The Spine of Night - Even in death, my powers continue

Ok, so, for starters they have the Bloom colony (what you call a magical feather boa) because a millennia ago, when the current Guardian took up his watch, the man that became the Guardian was so enraptured by the sight of the massed Bloom that he picked up and breathed upon one of its flowers, causing a spore from the Bloom to be lifted from the flower and then carried by the wind to the Great Swamp of Bastaah (known in the old Empire as the All-Sorrow). There it found purchase and created a new colony, which was then picked up by our pants-less protagonist. So the swamp dwellers have had the Bloom all the way since the Night of a Thousand Suns (those events being detailed in the short-film Exordium).
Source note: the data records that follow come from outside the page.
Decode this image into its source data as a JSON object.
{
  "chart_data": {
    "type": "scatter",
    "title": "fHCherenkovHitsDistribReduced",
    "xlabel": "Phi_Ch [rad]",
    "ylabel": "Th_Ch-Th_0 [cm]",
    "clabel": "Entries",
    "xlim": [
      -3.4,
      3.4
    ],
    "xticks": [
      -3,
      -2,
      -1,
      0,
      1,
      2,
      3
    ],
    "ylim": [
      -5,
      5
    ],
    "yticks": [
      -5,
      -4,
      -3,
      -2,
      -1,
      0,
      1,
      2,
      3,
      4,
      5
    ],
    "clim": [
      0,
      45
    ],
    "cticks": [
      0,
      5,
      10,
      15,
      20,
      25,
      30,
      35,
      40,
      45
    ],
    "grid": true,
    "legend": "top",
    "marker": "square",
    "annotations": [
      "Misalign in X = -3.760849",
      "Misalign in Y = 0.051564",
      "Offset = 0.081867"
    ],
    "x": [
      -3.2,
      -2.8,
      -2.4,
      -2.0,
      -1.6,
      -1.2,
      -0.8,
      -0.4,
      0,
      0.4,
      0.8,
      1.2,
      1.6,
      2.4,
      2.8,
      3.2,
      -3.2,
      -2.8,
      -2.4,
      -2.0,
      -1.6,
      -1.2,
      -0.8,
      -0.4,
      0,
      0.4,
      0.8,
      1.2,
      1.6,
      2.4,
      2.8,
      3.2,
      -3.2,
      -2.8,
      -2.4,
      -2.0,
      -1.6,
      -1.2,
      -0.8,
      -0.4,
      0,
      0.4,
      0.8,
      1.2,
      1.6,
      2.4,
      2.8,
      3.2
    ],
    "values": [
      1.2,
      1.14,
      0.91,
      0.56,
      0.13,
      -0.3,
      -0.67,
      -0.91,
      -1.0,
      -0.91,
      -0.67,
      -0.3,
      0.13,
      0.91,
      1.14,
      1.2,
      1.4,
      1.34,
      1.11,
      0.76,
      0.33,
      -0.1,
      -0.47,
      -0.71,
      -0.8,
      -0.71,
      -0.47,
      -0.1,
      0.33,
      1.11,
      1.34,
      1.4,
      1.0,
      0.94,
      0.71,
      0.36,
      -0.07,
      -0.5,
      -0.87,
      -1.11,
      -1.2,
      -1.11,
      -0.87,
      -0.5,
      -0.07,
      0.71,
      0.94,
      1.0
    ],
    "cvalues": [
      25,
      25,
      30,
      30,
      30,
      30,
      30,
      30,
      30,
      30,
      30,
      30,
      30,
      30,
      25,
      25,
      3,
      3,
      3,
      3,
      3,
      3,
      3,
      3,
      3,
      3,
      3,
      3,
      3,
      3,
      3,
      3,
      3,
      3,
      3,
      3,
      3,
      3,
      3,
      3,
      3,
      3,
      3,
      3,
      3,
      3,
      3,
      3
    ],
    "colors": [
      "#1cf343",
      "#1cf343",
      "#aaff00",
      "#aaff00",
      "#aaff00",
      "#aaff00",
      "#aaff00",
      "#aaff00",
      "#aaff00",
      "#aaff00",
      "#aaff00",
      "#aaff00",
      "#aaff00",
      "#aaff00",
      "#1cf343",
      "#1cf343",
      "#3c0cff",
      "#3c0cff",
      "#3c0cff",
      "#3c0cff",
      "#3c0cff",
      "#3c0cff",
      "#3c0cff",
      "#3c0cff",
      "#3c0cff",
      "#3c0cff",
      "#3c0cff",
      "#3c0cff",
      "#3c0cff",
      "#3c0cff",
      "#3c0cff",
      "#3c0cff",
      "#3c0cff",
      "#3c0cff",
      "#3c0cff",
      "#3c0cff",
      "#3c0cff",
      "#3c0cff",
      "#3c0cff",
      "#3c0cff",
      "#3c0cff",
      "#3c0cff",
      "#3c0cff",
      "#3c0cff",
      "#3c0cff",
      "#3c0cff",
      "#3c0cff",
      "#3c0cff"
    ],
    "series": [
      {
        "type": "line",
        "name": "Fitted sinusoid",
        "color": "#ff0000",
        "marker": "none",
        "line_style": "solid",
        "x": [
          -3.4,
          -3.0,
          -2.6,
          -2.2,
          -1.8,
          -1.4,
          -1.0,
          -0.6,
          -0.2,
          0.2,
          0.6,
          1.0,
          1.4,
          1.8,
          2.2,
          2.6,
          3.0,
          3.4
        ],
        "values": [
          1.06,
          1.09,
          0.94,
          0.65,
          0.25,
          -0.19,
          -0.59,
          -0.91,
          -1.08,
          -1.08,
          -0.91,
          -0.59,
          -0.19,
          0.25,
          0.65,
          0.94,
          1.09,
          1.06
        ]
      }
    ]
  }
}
This might also have contributed to why the swamp peoples never developed pants technology, as the next possessor of the Bloom-colony, Galsur the GodKing, was also a notorious non-wearer of pants.

If you don’t ride horses (or live in a cold climate), you don’t need pants.

Okay, show-off, that’s exactly what I just said, but with fewer pronouns.

-Tom

Having watched the movie, Patton Oswald is fine. The voice fits the character, and we don’t have to listen to him for entire movie. But there are to many other characters with really bad voices, melodramatic over the dialog (“Inquisitor, cease your necromancy!”) with under-acted (is this a word?) voice. Like those Youtube videos of orcs with normal voices.

The animation does seem off in some way. Fire & Ice is the obvious inspiration, but Spine of Night just doesn’t look as good for some reason I can’t put my finger on.

The movie does have more imaginative, interesting parts later, but the problems remain. Regrettably, pants do show up later in the movie.